Les quatre provinces exemptes furent dépouillées de leurs priviléges pendant le règne de la constitution, de 1820 à 1823, et assimilées, pour les droits et les devoirs, au reste de l’Espagne. Quand l’invasion française eut rétabli l’absolutisme royal, elles recouvrèrent leur immémoriale indépendance. C’est dans ce double fait qu’il faut chercher la cause de leur soulèvement, et le caractère de la guerre qu’elles soutiennent avec tant d’opiniâtreté ; c’est ce qui explique comment le nom de don Carlos, roi absolu, est inscrit, sur leur drapeau républicain. Voilà ce qu’on ne saurait trop redire ; voilà ce que prouve, mieux que jamais, ce qui se passe en Espagne aujourd’hui. Quand on a vu la constitution de 1812 proclamée, les juntes de province rétablies, l’armée constitutionnelle sans généraux, sans officiers, Gomez aux portes de Madrid, tout le monde a cru, amis comme ennemis, que don Carlos allait marcher en avant, et rentrer, peut-être sans coup férir, dans le palais de Ferdinand VII. On se trompait ; malgré les attraits de l’occasion, malgré le désir que peuvent avoir ses généraux de jouer le rôle de Monck, don Carlos est encore à se promener, comme un chef de Bédouins, de l’un à l’autre des campemens qu’il appelle ses quartiers royaux. D’où vient cela ? C’est que les bandes aventureuses de Gomez, de Cabrera, de Basilio Garcia, sont composées de Castillans, d’Aragonais et de Valenciens ; c’est que les Biscayens et les Navarrais ne sortent point et ne veulent pas sortir de leur pays ; c’est qu’ils se défendent et n’attaquent pas ; c’est qu’ils tiennent enfin leur roi en charte privée, et ne lui laissent pas seulement voir les rives de l’Èbre [1].

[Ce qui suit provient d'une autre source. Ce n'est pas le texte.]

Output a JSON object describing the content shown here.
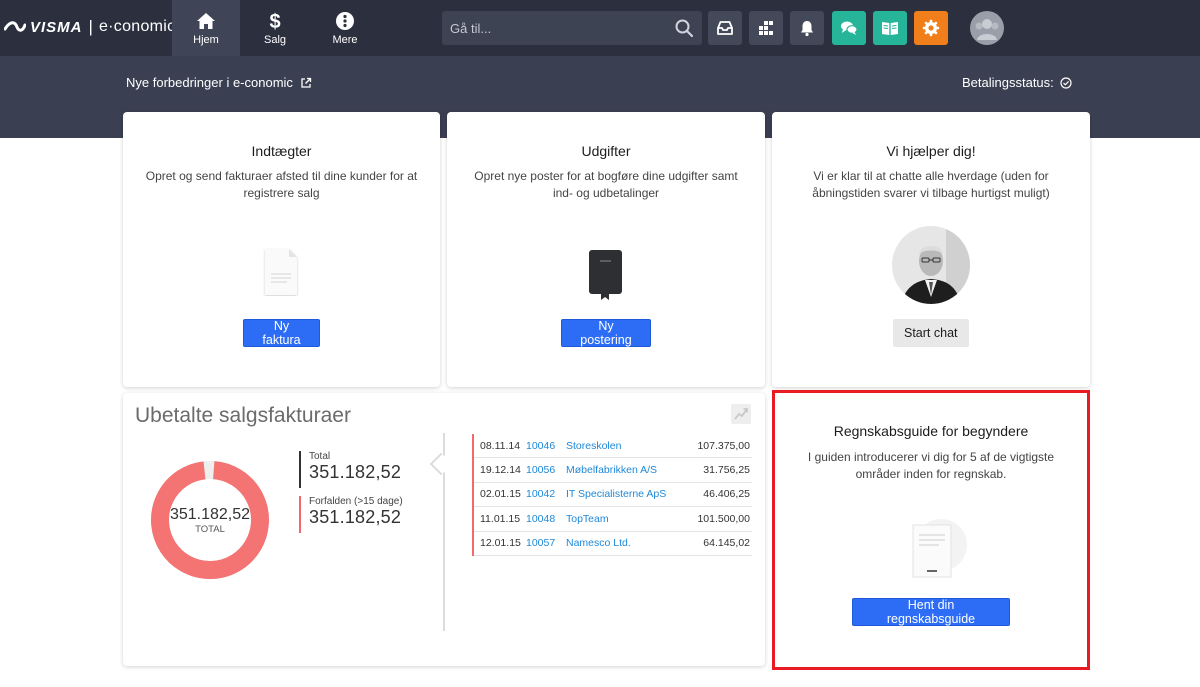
{
  "header": {
    "logo_brand": "VISMA",
    "logo_separator": "|",
    "logo_product": "e·conomic",
    "nav": [
      {
        "label": "Hjem",
        "icon": "home-icon"
      },
      {
        "label": "Salg",
        "icon": "dollar-icon"
      },
      {
        "label": "Mere",
        "icon": "more-icon"
      }
    ],
    "search_placeholder": "Gå til...",
    "toolbar_icons": [
      "inbox-icon",
      "apps-icon",
      "bell-icon",
      "chat-icon",
      "book-icon",
      "gear-icon"
    ],
    "colors": {
      "bar": "#2b2f3e",
      "teal": "#27b59a",
      "orange": "#f07f1b"
    }
  },
  "subheader": {
    "news_link": "Nye forbedringer i e-conomic",
    "payment_status": "Betalingsstatus:"
  },
  "cards": {
    "income": {
      "title": "Indtægter",
      "description": "Opret og send fakturaer afsted til dine kunder for at registrere salg",
      "button": "Ny faktura"
    },
    "expenses": {
      "title": "Udgifter",
      "description": "Opret nye poster for at bogføre dine udgifter samt ind- og udbetalinger",
      "button": "Ny postering"
    },
    "help": {
      "title": "Vi hjælper dig!",
      "description": "Vi er klar til at chatte alle hverdage (uden for åbningstiden svarer vi tilbage hurtigst muligt)",
      "button": "Start chat"
    },
    "guide": {
      "title": "Regnskabsguide for begyndere",
      "description": "I guiden introducerer vi dig for 5 af de vigtigste områder inden for regnskab.",
      "button": "Hent din regnskabsguide"
    }
  },
  "unpaid": {
    "title": "Ubetalte salgsfakturaer",
    "donut_value": "351.182,52",
    "donut_label": "TOTAL",
    "overdue_fraction": 0.98,
    "donut_color": "#f47373",
    "total_label": "Total",
    "total_value": "351.182,52",
    "overdue_label": "Forfalden (>15 dage)",
    "overdue_value": "351.182,52",
    "invoices": [
      {
        "date": "08.11.14",
        "number": "10046",
        "customer": "Storeskolen",
        "amount": "107.375,00"
      },
      {
        "date": "19.12.14",
        "number": "10056",
        "customer": "Møbelfabrikken A/S",
        "amount": "31.756,25"
      },
      {
        "date": "02.01.15",
        "number": "10042",
        "customer": "IT Specialisterne ApS",
        "amount": "46.406,25"
      },
      {
        "date": "11.01.15",
        "number": "10048",
        "customer": "TopTeam",
        "amount": "101.500,00"
      },
      {
        "date": "12.01.15",
        "number": "10057",
        "customer": "Namesco Ltd.",
        "amount": "64.145,02"
      }
    ]
  }
}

S’il est une fois reconnu que la Navarre et les provinces basques

  1. Les quatre provinces, fidèles à leurs vieilles coutumes, conduisent leur insurrection de la même manière qu’elles ont toujours conduit leurs affaires communes. Elles ont chacune une junte spéciale chargée d’organiser et de diriger la défense du pays, comme faisaient, pendant la guerre de l’indépendance, les juntes provinciales de l’Espagne ; et, comme à cette époque, des représentans choisis dans ces juntes particulières forment une junte centrale, chargée de la direction supérieure. Depuis bientôt trois ans, quatre hommes, appartenant aux provinces insurgées, composent cette espèce de directoire. Ce sont Valdespina pour la Biscaye, Verasteguy pour l’Alava, Lardizabal pour le Guipuzcoa, et Ecbevarria pour la Navarre. Voilà le véritable gouvernement des provinces. Ce sont eux qui ont provoqué l’insurrection, qui en ont réuni et coordonné les élémens, qui ont choisi les chefs, et tracé des instructions à Zumalacarregui lui-même, lequel, malgré ses succès et sa renommée, leur était complètement soumis. Cette junte a toujours conservé la même attitude et le même pouvoir. Formée d’hommes du pays choisis par les habitans, elle représente l’intérêt provincial, et lui subordonne tout intérêt étranger ; elle a nommé les successeurs de Zumalacarregui ; elle leur impose des plans de campagne défensive, et, conservant enfin dans toute son étendue la direction suprême de l’insurrection, elle ne laisse au prétendant que les ridicules honneurs d’une royauté nominale.